When I approach the world of finance and economics I am really just trying to understand my surroundings so I can build a better understanding of this world. By having a better understanding of my surroundings I am confident that I can engage in that world more efficiently. I know I can’t engage in this system perfectly or without error. But through understanding it I can make more informed decisions that will help me navigate it better. A lot of my work on the monetary system is all about building a more informed understanding of the world around me so I can engage in that system more efficiently. For instance:
- When I stated back in 2010 that QE would not cause hyperinflation, I was working from an operational understanding of how QE works. This meant that it would be irrational to load up on gold, silver or sell T-bonds short based on this misconception.
- If you understood the profits equation over the years you understood that the trillion dollar plus budget deficit was likely to be supportive of corporate profits and the stock market.
- If you understood that Greece was operationally, different from the USA then you understood there were very different risks between owning Greek government bonds and US government bonds.
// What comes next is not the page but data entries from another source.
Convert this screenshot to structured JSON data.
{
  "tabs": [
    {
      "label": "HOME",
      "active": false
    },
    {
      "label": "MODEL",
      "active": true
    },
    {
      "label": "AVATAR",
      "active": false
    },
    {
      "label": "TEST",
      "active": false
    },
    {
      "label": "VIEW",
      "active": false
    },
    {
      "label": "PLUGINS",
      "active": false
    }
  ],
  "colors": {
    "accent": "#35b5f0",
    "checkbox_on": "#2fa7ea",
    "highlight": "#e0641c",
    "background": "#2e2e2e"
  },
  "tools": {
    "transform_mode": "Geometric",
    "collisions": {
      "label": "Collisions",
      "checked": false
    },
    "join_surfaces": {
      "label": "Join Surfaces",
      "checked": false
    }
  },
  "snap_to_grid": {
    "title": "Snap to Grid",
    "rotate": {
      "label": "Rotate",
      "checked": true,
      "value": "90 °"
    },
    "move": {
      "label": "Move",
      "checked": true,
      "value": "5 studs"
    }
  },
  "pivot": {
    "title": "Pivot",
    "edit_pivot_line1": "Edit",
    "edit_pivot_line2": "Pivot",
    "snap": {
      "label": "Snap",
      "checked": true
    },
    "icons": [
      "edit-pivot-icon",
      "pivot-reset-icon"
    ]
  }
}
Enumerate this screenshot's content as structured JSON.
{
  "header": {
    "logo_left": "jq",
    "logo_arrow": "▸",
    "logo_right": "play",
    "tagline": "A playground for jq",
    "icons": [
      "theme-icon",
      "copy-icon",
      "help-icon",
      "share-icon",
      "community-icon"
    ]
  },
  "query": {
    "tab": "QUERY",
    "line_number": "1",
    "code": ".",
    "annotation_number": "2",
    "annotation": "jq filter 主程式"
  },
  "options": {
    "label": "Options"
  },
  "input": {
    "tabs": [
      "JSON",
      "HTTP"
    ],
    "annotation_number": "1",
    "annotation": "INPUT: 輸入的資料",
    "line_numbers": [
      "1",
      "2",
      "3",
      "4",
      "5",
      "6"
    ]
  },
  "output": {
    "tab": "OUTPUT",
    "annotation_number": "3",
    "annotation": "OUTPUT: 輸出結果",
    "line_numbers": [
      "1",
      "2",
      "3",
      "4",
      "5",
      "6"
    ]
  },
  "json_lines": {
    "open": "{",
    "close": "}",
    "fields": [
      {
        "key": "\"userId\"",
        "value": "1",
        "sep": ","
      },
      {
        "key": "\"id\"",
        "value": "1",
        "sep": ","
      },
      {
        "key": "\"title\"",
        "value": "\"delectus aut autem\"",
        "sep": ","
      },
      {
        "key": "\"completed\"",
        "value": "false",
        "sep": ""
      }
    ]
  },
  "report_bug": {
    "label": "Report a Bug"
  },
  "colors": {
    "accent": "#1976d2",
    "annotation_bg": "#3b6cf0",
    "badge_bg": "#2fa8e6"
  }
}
These are just a few of the numerous ways that a sound operational understanding of the monetary system could have helped you make better decisions regarding the financial system in recent years. These understandings aren’t just about being right. In a lot of cases, it’s about understanding the financial world so you can avoid the folly of falling for the biases that steer so many people to incorrectly position their portfolios at times. And much of the time, portfolio construction isn’t about being right so much as it’s about avoiding big mistakes. This is about increasing the odds of being right by knowing what’s wrong.
But I want to also highlight something that I believe is far more nefarious than the idea that we can make pinpoint predictions about the future. And that’s the idea that we can’t predict the future at all therefore we shouldn’t even try. I find this to be rather naive. After all, even the most passive and supposed “forecast free” portfolio is indeed making a forecast. It just so happens that in the case of many passive index fund “forecast free” approaches they’re making a long-term bullish forecast without actually acknowledging it. This just so happens to be a pretty good bet (most of the time) over the long-term (and an efficient one with regards to taxes and fees), but that doesn’t mean it’s not a forecast of the future. And it doesn’t mean it’s always a smart bet. But when the stock market has been going up for many years in a row we tend to see the same people trot out this old line about “see, forecasting anything is stupid!”. The only thing more naive than assuming you can predict the S&P 500’s closing date on December 31st, 2014 is assuming that a passive buy and hold approach is “forecast free”.
And that’s the kicker here – we’re all making forecasts. The difference is that some of us are approaching the world of forecasting knowing that we will make mistakes, but understanding that we can better prepare ourselves for the future by understanding some big picture understandings. I don’t think you need to be actively involved in the markets on a daily basis or actively forecasting every move in order to succeed. But I do think you need to be informed. And you certainly need to be building SOME forecast with SOME plan. Otherwise, you’re just naively floating in the wind.